Doximity (DOCS -1.34%) was a hot stock when it went public in 2021. Its shares would rise to a value of more than $100 in September of that year before ultimately falling heavily. Today, at around $40 per share, it's nowhere near those highs. However, its valuation was already too rich at those levels.

Its business, which centers around a networking platform for doctors that makes it easy for them to connect with peers and patients, has continued to grow at impressive rates. Now, at a lower valuation, is the stock a good buy today? Let's see.

Why the business looks promising

A big reason to buy the stock is for the potential that Doximity possesses. Businesses are becoming more digitized, and the need for efficient workflows, even among doctors, is important. And that's one of the things Doximity helps to do, making it easier for them to collaborate. Physicians also have access to a dialer that can mask their phone numbers while still showing patients that the call is coming from their doctor's office.

The company says that over 80% of doctors in the U.S. are members of what Doximity says is "the largest community of healthcare professionals in the country."Pharmaceutical manufacturers and healthcare systems are the company's customers. Doctors don't pay for the service, but their adoption and use of it are key to Doximity's success.

Doximity estimates that its total addressable market is worth $18.5 billion.
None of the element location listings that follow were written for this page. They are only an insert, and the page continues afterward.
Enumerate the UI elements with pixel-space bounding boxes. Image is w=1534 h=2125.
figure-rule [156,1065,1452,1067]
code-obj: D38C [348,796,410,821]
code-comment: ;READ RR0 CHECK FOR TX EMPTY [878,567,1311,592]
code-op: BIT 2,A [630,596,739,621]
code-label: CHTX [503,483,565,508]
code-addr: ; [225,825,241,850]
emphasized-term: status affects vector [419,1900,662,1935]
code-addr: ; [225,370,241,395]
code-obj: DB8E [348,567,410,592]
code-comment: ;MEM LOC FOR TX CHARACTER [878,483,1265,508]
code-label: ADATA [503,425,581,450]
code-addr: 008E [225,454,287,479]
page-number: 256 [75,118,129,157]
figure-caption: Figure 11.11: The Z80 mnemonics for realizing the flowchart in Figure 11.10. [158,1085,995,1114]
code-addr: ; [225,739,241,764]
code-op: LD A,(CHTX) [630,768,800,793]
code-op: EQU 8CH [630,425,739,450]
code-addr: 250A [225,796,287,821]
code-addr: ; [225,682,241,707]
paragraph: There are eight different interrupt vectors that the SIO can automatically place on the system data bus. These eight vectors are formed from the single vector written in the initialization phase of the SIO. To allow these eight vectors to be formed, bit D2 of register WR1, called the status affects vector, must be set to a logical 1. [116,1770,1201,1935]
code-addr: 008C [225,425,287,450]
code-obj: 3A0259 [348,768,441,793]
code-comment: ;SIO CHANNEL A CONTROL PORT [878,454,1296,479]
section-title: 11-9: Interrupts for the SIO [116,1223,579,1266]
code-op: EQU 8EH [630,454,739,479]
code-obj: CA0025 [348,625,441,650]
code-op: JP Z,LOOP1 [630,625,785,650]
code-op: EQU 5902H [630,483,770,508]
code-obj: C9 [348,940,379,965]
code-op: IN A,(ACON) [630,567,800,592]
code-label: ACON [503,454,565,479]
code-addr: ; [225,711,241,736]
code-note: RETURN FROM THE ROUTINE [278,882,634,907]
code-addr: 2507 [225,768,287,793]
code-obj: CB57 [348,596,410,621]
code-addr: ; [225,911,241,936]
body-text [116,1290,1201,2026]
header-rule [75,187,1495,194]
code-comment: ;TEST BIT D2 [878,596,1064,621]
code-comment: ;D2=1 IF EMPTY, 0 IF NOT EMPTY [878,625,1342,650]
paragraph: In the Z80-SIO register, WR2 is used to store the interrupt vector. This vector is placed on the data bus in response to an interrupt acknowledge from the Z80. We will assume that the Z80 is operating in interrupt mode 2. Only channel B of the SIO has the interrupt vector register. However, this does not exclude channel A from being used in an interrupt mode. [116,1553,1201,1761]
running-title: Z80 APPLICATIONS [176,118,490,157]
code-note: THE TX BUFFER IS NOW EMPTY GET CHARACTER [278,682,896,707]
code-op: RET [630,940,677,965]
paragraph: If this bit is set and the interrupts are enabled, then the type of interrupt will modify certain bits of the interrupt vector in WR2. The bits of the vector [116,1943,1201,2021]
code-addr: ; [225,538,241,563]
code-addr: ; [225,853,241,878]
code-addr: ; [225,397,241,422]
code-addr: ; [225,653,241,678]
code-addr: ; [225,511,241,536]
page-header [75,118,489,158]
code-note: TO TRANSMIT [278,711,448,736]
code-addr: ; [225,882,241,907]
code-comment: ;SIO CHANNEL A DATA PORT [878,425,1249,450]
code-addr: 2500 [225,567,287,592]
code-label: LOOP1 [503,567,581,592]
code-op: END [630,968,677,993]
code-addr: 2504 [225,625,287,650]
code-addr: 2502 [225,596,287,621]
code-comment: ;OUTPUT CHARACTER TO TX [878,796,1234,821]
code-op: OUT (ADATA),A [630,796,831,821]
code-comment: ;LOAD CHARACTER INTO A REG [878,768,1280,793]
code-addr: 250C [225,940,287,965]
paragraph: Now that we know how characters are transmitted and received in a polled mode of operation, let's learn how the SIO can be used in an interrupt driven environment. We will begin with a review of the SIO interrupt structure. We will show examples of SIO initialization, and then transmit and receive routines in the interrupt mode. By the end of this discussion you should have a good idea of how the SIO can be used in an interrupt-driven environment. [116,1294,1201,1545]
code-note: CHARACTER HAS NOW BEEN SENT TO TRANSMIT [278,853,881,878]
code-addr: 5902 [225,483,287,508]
The company is just scratching the surface of that.

The company is growing but at a declining rate

Doximity's sales rose by 66% to $343.5 million for the year ended March 31. However, one challenge is that its growth rate has been slowing down in recent quarters.
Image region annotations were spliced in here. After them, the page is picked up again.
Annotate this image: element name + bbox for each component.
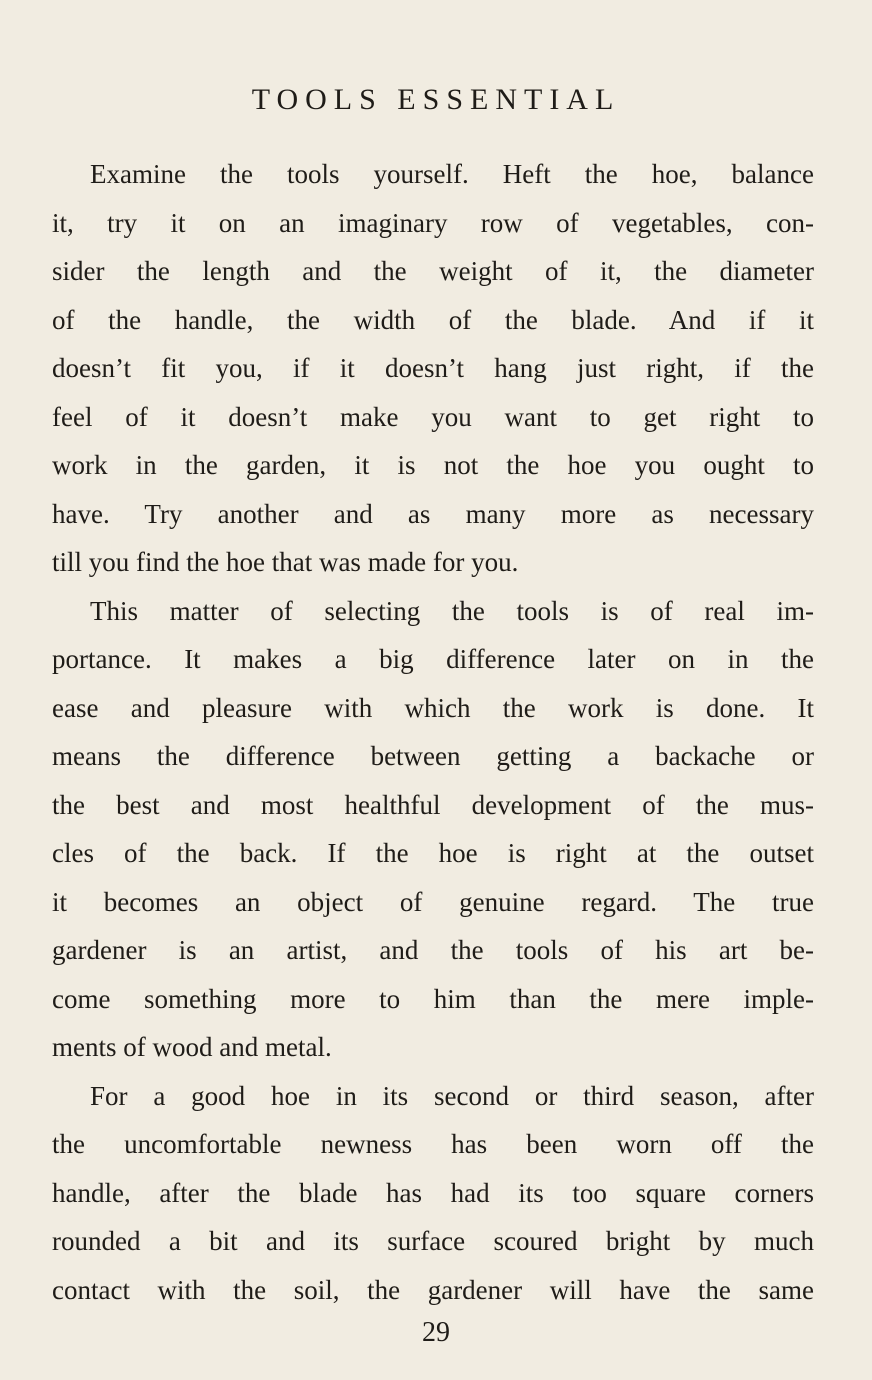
- text-line: rounded a bit and its surface scoured bright by much: [52, 1226, 814, 1256]
- text-line: means the difference between getting a backache or: [52, 741, 814, 771]
- text-line: doesn’t fit you, if it doesn’t hang just right, if the: [52, 353, 814, 383]
- text-line: This matter of selecting the tools is of real im-: [90, 595, 814, 626]
- text-line: contact with the soil, the gardener will have the same: [52, 1274, 814, 1305]
- text-line: ments of wood and metal.: [52, 1032, 332, 1062]
- text-line: gardener is an artist, and the tools of his art be-: [52, 935, 814, 965]
- text-line: of the handle, the width of the blade. And if it: [52, 304, 814, 335]
- text-line: the best and most healthful development of the mus-: [52, 789, 814, 820]
- text-line: ease and pleasure with which the work is done. It: [52, 692, 814, 723]
- text-line: have. Try another and as many more as necessary: [52, 498, 814, 529]
- running-head: TOOLS ESSENTIAL: [251, 83, 621, 116]
- text-line: come something more to him than the mere imple-: [52, 983, 814, 1014]
- text-line: Examine the tools yourself. Heft the hoe, balance: [90, 159, 814, 189]
- text-line: work in the garden, it is not the hoe you ought to: [52, 450, 814, 480]
- text-line: cles of the back. If the hoe is right at the outset: [52, 838, 814, 868]
- text-line: For a good hoe in its second or third season, after: [90, 1080, 814, 1111]
- text-line: handle, after the blade has had its too square corners: [52, 1177, 814, 1208]
- text-line: it becomes an object of genuine regard. The true: [52, 886, 814, 917]
- text-line: sider the length and the weight of it, the diameter: [52, 256, 814, 286]
- text-line: feel of it doesn’t make you want to get right to: [52, 401, 814, 432]
- text-line: the uncomfortable newness has been worn off the: [52, 1129, 814, 1159]
- text-line: it, try it on an imaginary row of vegetables, con-: [52, 207, 814, 238]
- text-line: till you find the hoe that was made for you.: [52, 547, 519, 577]
- page-number: 29: [422, 1317, 450, 1348]
- text-line: portance. It makes a big difference later on in the: [52, 644, 814, 674]
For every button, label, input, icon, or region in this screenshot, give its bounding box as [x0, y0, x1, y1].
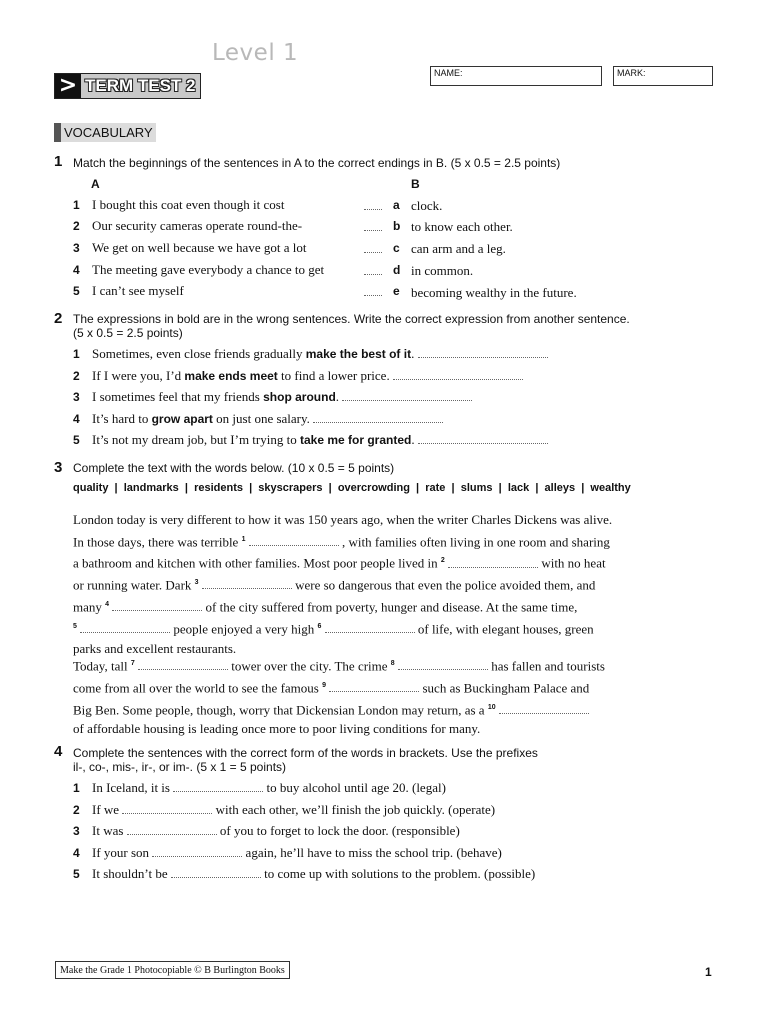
q4-answer-blank[interactable] — [152, 855, 242, 857]
gap-5[interactable] — [80, 631, 170, 633]
q1-a-item: We get on well because we have got a lot — [92, 240, 307, 255]
q1-b-letter: e — [393, 284, 400, 298]
copyright-footer: Make the Grade 1 Photocopiable © B Burlington Books — [55, 961, 290, 979]
q2-answer-blank[interactable] — [393, 378, 523, 380]
word-bank: quality | landmarks | residents | skyscrapers | overcrowding | rate | slums | lack | alleys | wealthy — [73, 482, 631, 494]
q4-item: It was of you to forget to lock the door. (responsible) — [92, 823, 460, 838]
wrong-expression: make the best of it — [305, 347, 412, 361]
q2-item: It’s not my dream job, but I’m trying to take me for granted. — [92, 432, 548, 448]
q1-a-item: Our security cameras operate round-the- — [92, 218, 303, 233]
q2-item-number: 1 — [73, 347, 80, 361]
q1-item-number: 4 — [73, 263, 80, 277]
level-heading: Level 1 — [212, 40, 299, 66]
q1-b-item: clock. — [411, 198, 443, 213]
gap-3[interactable] — [202, 587, 292, 589]
q2-item: I sometimes feel that my friends shop around. — [92, 389, 472, 405]
q1-a-item: I bought this coat even though it cost — [92, 197, 285, 212]
q2-item-number: 3 — [73, 390, 80, 404]
q1-b-letter: a — [393, 198, 400, 212]
q1-item-number: 1 — [73, 198, 80, 212]
section-label: VOCABULARY — [61, 123, 156, 142]
q1-item-number: 3 — [73, 241, 80, 255]
name-label: NAME: — [434, 68, 463, 78]
q1-b-letter: b — [393, 219, 401, 233]
q4-item-number: 2 — [73, 803, 80, 817]
q2-item: If I were you, I’d make ends meet to find a lower price. — [92, 368, 523, 384]
q2-answer-blank[interactable] — [342, 399, 472, 401]
name-field[interactable] — [430, 66, 602, 86]
q2-answer-blank[interactable] — [313, 421, 443, 423]
q1-b-item: can arm and a leg. — [411, 241, 506, 256]
q1-answer-blank[interactable] — [364, 251, 382, 253]
q1-a-item: The meeting gave everybody a chance to get — [92, 262, 325, 277]
q1-answer-blank[interactable] — [364, 294, 382, 296]
q4-answer-blank[interactable] — [122, 812, 212, 814]
question-2-points: (5 x 0.5 = 2.5 points) — [73, 326, 183, 340]
q4-item: It shouldn’t be to come up with solutions to the problem. (possible) — [92, 866, 536, 881]
q4-item-number: 1 — [73, 781, 80, 795]
q1-a-item: I can’t see myself — [92, 283, 184, 298]
gap-6[interactable] — [325, 631, 415, 633]
q2-item-number: 2 — [73, 369, 80, 383]
q4-item: If your son again, he’ll have to miss the school trip. (behave) — [92, 845, 502, 860]
q2-item: It’s hard to grow apart on just one salary. — [92, 411, 443, 427]
section-marker — [54, 123, 61, 142]
test-title: TERM TEST 2 — [81, 74, 200, 98]
q4-answer-blank[interactable] — [171, 876, 261, 878]
q4-item: In Iceland, it is to buy alcohol until age 20. (legal) — [92, 780, 446, 795]
gap-2[interactable] — [448, 566, 538, 568]
gap-8[interactable] — [398, 668, 488, 670]
question-1-instruction: Match the beginnings of the sentences in A to the correct endings in B. (5 x 0.5 = 2.5 points) — [73, 156, 561, 170]
q1-b-item: to know each other. — [411, 219, 513, 234]
gap-10[interactable] — [499, 712, 589, 714]
gap-9[interactable] — [329, 690, 419, 692]
question-3-number: 3 — [54, 459, 63, 476]
q1-item-number: 2 — [73, 219, 80, 233]
q4-item-number: 3 — [73, 824, 80, 838]
column-a-heading: A — [91, 177, 100, 191]
q2-answer-blank[interactable] — [418, 442, 548, 444]
q1-b-item: in common. — [411, 263, 474, 278]
q1-answer-blank[interactable] — [364, 229, 382, 231]
q4-item: If we with each other, we’ll finish the job quickly. (operate) — [92, 802, 496, 817]
question-1-number: 1 — [54, 153, 63, 170]
question-4-instruction: Complete the sentences with the correct form of the words in brackets. Use the prefixes — [73, 746, 538, 760]
q2-item: Sometimes, even close friends gradually make the best of it. — [92, 346, 548, 362]
q2-item-number: 4 — [73, 412, 80, 426]
q1-b-item: becoming wealthy in the future. — [411, 285, 577, 300]
q4-answer-blank[interactable] — [127, 833, 217, 835]
wrong-expression: make ends meet — [184, 369, 278, 383]
wrong-expression: take me for granted — [299, 433, 412, 447]
q4-answer-blank[interactable] — [173, 790, 263, 792]
question-4-prefixes: il-, co-, mis-, ir-, or im-. (5 x 1 = 5 points) — [73, 760, 287, 774]
gap-1[interactable] — [249, 544, 339, 546]
wrong-expression: shop around — [263, 390, 336, 404]
term-test-banner — [54, 73, 201, 99]
section-header — [54, 123, 156, 142]
gap-7[interactable] — [138, 668, 228, 670]
q1-b-letter: d — [393, 263, 401, 277]
q2-item-number: 5 — [73, 433, 80, 447]
q1-answer-blank[interactable] — [364, 273, 382, 275]
arrow-icon: > — [55, 74, 81, 98]
page-number: 1 — [705, 965, 712, 979]
passage-paragraph-1: London today is very different to how it was 150 years ago, when the writer Charles Dickens was alive. In those days, there was terrible $^1$ , with families often living in one room and sharing a bathroom and kitchen with other families. Most poor people lived in $^2$ with no heat or running water. Dark $^3$ were so dangerous that even the police avoided them, and many $^4$ of the city suffered from poverty, hunger and disease. At the same time, $^5$ people enjoyed a very high $^6$ of life, with elegant houses, green parks and excellent restaurants. — [73, 512, 613, 656]
q2-answer-blank[interactable] — [418, 356, 548, 358]
question-4-number: 4 — [54, 743, 63, 760]
q1-item-number: 5 — [73, 284, 80, 298]
column-b-heading: B — [411, 177, 420, 191]
q1-answer-blank[interactable] — [364, 208, 382, 210]
q4-item-number: 5 — [73, 867, 80, 881]
q1-b-letter: c — [393, 241, 400, 255]
mark-field[interactable] — [613, 66, 713, 86]
passage-paragraph-2: Today, tall $^7$ tower over the city. The crime $^8$ has fallen and tourists come from all over the world to see the famous $^9$ such as Buckingham Palace and Big Ben. Some people, though, worry that Dickensian London may return, as a $^{10}$ of affordable housing is leading once more to poor living conditions for many. — [73, 658, 605, 737]
wrong-expression: grow apart — [151, 412, 213, 426]
question-2-number: 2 — [54, 310, 63, 327]
mark-label: MARK: — [617, 68, 646, 78]
question-3-instruction: Complete the text with the words below. (10 x 0.5 = 5 points) — [73, 461, 395, 475]
gap-4[interactable] — [112, 609, 202, 611]
question-2-instruction: The expressions in bold are in the wrong sentences. Write the correct expression from another sentence. — [73, 312, 630, 326]
q4-item-number: 4 — [73, 846, 80, 860]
DOCS Revenue (Quarterly YOY Growth) Chart.

DOCS Revenue (Quarterly YoY Growth) data by YCharts.

This year, the healthcare company projects that its revenue will be between $454 million and $458 million, for a growth rate of approximately 33%. The slowing growth is a key reason investors have likely been less bullish on the stock of late. 

Doximity's stock still isn't cheap

Over the past 12 months, shares of Doximity have declined by 22%, which is worse than the S&P 500's losses of 12% during that period. However, it's more of an overdue correction than anything, given how much of a premium the stock was at before -- at one point, trading for more than 60 times sales. And you could argue that its valuation remains steep. Here's how it looks with respect to sales and earnings compared with other tech-oriented healthcare stocks.

DOCS PS Ratio Chart.

DOCS PS Ratio data by YCharts.

Doximity's valuation has definitely improved, but investors are paying a hefty premium for it right now. Its forward price-to-earnings ratio of 57 is more than three times the multiple of 16 for the average stock in the Health Care Select Sector SPDR Fund .

Should you buy Doximity today?

Doximity's growth rate is slowing, but at north of 30%, it's still impressive. Its lean business generates profit margins of 45%, which could make the stock's earnings multiples shrink quickly as the business continues to expand. Given the current bear market, it wouldn't be surprising to see the stock fall further. However, if you're willing to buy and hold, this can make for an excellent growth stock to load up on today.